Size matters to the federal government, but defining size is no small matter.

At stake are billions of dollars in government contracts and loan guarantees, along with the survival of the businesses that depend on them.

The U.S. Small Business Administration held a public hearing Tuesday in Denver, one of 11 cities it is touring, on revamping its size standards.

The SBA defines "small" across more than a thousand industry classifications, juggles 37 size levels and measures size in terms of employees and revenues, said Gary Jackson, assistant administrator of the SBA's Office of Size Standards.

It could be another two years before a new, more simplified set of standards comes into place, he said.

"Everything is on the table," Jackson said.

The federal government must direct 23 percent of its procurement dollars to small businesses, which also have access to government guaranteed loans.

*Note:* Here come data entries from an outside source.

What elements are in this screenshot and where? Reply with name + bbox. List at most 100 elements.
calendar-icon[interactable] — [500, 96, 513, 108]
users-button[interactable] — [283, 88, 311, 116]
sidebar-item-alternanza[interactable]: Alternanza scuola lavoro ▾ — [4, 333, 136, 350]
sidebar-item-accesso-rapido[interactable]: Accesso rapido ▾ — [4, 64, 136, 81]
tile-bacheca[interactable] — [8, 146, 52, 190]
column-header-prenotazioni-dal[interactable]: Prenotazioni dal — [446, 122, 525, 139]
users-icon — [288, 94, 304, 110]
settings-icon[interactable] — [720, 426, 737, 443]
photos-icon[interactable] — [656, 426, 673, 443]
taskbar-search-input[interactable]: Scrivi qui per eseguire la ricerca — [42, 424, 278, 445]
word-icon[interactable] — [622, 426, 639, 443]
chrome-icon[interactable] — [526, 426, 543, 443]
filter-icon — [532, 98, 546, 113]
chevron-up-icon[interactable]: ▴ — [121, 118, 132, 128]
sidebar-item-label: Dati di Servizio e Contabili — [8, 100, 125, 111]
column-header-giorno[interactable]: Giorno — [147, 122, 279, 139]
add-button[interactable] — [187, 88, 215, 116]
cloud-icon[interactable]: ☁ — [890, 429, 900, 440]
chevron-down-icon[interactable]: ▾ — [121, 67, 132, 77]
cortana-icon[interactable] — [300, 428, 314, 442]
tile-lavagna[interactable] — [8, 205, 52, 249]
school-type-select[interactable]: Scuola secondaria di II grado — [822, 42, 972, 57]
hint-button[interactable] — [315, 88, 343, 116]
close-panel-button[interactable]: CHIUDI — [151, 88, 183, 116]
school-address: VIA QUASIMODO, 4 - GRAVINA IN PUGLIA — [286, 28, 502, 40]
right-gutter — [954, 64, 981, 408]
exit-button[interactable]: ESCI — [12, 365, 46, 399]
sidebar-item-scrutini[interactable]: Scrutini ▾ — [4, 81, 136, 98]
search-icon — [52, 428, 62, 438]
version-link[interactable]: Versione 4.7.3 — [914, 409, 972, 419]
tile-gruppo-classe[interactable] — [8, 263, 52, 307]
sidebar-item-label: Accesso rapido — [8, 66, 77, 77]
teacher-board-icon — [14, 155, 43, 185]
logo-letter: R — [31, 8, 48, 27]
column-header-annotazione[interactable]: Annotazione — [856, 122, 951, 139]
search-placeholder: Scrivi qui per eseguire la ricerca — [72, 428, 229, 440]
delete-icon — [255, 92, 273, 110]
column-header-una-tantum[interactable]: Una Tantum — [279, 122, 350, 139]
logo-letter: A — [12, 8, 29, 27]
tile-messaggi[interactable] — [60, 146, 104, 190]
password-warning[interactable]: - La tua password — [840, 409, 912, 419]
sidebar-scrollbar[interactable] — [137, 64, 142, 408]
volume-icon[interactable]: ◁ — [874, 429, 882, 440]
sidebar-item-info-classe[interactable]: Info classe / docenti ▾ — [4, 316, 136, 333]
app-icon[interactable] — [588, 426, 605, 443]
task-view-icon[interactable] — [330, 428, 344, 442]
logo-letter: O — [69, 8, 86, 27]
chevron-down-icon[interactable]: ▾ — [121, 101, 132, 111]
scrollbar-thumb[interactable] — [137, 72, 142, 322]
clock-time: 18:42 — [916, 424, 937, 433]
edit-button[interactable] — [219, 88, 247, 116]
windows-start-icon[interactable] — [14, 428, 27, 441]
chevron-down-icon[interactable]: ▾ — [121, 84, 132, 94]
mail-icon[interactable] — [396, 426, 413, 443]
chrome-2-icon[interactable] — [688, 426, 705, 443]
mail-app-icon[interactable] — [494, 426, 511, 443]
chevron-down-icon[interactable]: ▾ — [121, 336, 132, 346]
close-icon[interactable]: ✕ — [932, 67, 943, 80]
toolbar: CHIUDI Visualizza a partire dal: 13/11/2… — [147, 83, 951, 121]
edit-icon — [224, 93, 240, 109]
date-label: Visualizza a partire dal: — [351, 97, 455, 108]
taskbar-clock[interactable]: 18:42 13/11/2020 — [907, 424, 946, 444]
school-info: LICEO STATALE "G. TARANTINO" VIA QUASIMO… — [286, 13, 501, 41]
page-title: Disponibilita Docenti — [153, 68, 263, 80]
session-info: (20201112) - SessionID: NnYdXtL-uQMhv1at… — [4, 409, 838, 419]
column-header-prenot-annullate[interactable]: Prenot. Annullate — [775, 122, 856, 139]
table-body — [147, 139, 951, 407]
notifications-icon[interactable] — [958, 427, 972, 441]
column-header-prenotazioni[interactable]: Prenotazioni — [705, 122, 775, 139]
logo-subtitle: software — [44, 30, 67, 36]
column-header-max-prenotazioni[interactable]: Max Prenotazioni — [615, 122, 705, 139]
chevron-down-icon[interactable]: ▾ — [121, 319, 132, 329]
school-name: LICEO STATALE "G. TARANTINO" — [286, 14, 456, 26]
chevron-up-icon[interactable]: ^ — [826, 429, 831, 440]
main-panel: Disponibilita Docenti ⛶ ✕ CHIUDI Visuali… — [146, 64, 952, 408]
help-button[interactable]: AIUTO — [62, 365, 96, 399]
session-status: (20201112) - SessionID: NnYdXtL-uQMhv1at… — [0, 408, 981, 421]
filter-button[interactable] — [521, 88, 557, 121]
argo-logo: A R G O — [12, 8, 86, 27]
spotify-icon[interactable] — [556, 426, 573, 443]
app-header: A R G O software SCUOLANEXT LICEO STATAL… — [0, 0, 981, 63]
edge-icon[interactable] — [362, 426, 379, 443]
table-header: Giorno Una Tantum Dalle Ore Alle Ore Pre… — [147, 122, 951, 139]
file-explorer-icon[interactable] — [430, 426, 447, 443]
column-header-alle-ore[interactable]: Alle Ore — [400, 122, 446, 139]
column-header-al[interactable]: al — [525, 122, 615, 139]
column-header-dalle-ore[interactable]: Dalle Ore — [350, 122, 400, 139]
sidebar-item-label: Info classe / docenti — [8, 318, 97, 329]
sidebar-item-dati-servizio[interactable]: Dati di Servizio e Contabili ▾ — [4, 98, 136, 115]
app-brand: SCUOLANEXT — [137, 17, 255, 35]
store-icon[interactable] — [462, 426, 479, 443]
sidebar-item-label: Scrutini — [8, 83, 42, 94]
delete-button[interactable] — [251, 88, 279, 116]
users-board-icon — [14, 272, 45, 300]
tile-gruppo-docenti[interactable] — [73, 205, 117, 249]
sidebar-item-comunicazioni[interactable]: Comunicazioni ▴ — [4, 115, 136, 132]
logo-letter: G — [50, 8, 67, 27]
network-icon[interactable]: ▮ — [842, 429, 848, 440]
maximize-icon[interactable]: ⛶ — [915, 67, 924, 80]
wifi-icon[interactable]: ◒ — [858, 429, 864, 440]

But SBA critic Lloyd Chapman, president of the American Small Business League, argues corporate giants siphon off billions of contract dollars each year set aside for small businesses.

A study last September from the Center for Public Integrity found that 30 percent of defense contract dollars reportedly going to small and minority businesses actually ended up in the hands of top defense contractors, he said.

"They are able to gobble up the opportunities that should be going to small business," testified Lloyd Lovell, head of LFL International, a small Denver construction firm.

That most often occurs when big companies acquire small businesses and keep their contracts, which can stretch for 20 years or more.

One of the more controversial proposals under review would "grandfather" businesses holding such contracts, a move that Lovell and other small-business groups oppose.